Evaluating the return on investment in disease management can be quite complicated, and survey results are suggestive rather than conclusive.

Evaluating the return on an investment in disease management can be quite complicated, and survey results are suggestive rather than conclusive. For example, disease management's return on investment often fluctuates from year to year, says Paula Sauer, vice president for care management at Medical Mutual of Ohio (MMOH) and an MHE editorial advisor.

"You may see a high return on investment initially in disease management, but then over time it often decreases," she says.

Another significant factor is that some plans have high turnover in membership, and they might see a higher return on their DM investment for the newly enrolled, compared to longer-term members.

HIGHEST RETURN

While 10.3% of respondents said that congestive heart failure showed the highest return on their disease management investment, 8.4% found it had the lowest return.

"These patients frequently go to the emergency room, and they frequently get admitted," she says. "Your admissions costs offer your greatest potential reductions, which drives your ROI. Admission costs are actually a much more significant factor than ER visits."

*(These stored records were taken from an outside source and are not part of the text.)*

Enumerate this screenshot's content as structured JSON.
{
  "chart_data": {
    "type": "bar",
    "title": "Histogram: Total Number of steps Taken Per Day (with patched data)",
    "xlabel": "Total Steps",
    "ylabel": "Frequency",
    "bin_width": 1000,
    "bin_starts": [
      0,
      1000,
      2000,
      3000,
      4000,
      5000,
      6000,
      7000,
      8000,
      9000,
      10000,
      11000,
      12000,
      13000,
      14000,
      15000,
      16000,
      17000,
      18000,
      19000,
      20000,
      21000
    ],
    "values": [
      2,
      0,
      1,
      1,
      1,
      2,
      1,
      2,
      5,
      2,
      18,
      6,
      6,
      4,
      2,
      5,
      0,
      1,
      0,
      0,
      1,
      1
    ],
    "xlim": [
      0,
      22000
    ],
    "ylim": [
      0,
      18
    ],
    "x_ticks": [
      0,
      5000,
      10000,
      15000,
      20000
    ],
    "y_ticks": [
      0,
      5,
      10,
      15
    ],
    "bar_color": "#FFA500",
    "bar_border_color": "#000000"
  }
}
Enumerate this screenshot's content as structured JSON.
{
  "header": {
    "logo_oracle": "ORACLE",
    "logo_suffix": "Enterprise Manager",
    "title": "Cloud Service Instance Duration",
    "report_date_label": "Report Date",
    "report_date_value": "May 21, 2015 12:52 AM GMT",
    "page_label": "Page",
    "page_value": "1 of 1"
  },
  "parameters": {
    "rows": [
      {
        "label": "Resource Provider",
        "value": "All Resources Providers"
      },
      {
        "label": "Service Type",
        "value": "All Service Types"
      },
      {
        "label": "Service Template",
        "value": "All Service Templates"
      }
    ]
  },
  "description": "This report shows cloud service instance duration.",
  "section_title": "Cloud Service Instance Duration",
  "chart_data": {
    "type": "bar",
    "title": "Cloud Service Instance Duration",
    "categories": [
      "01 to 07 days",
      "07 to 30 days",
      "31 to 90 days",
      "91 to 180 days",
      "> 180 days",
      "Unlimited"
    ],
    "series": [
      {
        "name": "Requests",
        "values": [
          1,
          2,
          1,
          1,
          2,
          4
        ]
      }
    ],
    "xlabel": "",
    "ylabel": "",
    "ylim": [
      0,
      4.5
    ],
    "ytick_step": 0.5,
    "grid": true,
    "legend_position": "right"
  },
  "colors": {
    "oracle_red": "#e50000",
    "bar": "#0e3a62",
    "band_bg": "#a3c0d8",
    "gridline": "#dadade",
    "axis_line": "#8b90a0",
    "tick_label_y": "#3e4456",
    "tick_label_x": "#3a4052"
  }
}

Peer-reviewed literature supports congestive heart failure as a good candidate for high ROI, according to Ariel Linden, DrPH, MS, president of the Linden Consulting Group.

"However, it must be an effective program," he says. "That means it should identify potential participants using data from a health risk assessment process, as well as from claims. In addition, DM programs should incorporate motivational interviews and address barriers to enrollment, such as the member's readiness to change."

He recommends frequent contacts with high-risk members through remote telemonitoring, and systematic approaches to increase physician involvement.

Linden suggests that chronic obstructive pulmonary disease (COPD) is another candidate for high ROI, since these patients often have a high number of admissions. However, only 3.7% of respondents said COPD had the highest ROI.

The largest percentage of respondents ranked diabetes as the condition with the highest return. Diabetes is tricky to manage because when diabetics are admitted to the hospital, it's generally for related conditions, such as hypertension or a coronary event.

"A disease management program that focuses just on diabetes and excludes these other components is obviously missing the boat," Linden says.

Almost 10% of survey respondents found that asthma had the highest return on their disease management investment, while 16.4% found it have the lowest return. Sauer finds that in her own experience, asthma has been the most difficult condition to see a significant ROI, because there are issues that make asthma costs hard to control.

"ER visits are going up, and there are many differences across physician practices in how they prescribe medications for asthmatics," she says. "In addition, I think we're seeing an increase in asthma nationally due to of environmental issues."